Typically, made by women, Rangoli is an almost meditative form of art, that is created not just for decorative purposes but also because it is believed to be auspicious. According to custom, Rangoli is usually made on the festival of Diwali to invite the goddess of wealth into one’s home. So striking are they in their beauty that it is difficult to believe that the designs are just coloured dust that will fade away within a day or two. Brindha, another participant in the Rangoli contest, shared with some nostalgia how she grew up making Rangoli on special occasions right from her childhood. For Divya Nair, working with coloured sand to create Rangoli was a fairly recent experience. Sharing her memories, Divya said, “I come from the state of Kerala where as a child I used to make pookalam, a kind of Rangoli using flowers. Some years back, I saw my neighbour make Rangoli with powdered colours and I was inspired to try the same. It wasn’t long before I was hooked. I really enjoy making these now.”
Among the enthusiastic participants was young and extremely talented Kavya Patel. With an innate sense of confidence, precision and speed, 8-year-old Kavya Patel drew a lot of attention. Completely focused on creating her Rangoli, Kavya was oblivious to the attention she was garnering from those who had come to attend the Rangoli competition. Shyly she said, “I love colours and enjoy making pretty designs.” “Kavya has had no formal training of any kind in the art, she is completely self-taught. We just encourage her to express her creativity as she best likes,” said her mother who was participating along-side Kavya.
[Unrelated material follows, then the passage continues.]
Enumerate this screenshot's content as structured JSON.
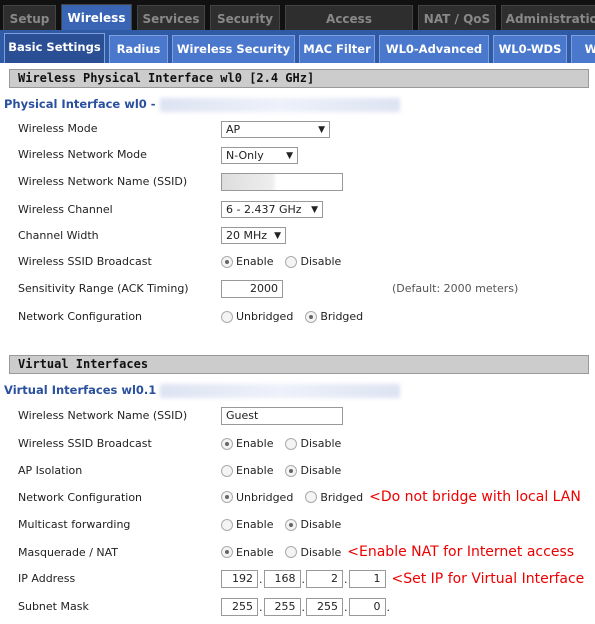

It was a tough decision for the judges to try and choose winners from amongst the participants, each of whom had created spectacular Rangoli that was awe-inspiring in detail and skill. Dr Shalini Gupta Kumar, an artist of repute and Lamyaa al Jabri, artist and director of Arabian Arts Academy evaluated the Rangolis made based on the intricacies of the design and the expertise with which it was laid out. The first prize was awarded to Yogita Vispute, while H Piyusha and Divya Nair were judged at second and third place respectively. The contest was supported by Muscat Pharmacy and the prizes were sponsored by Himalaya Herbals.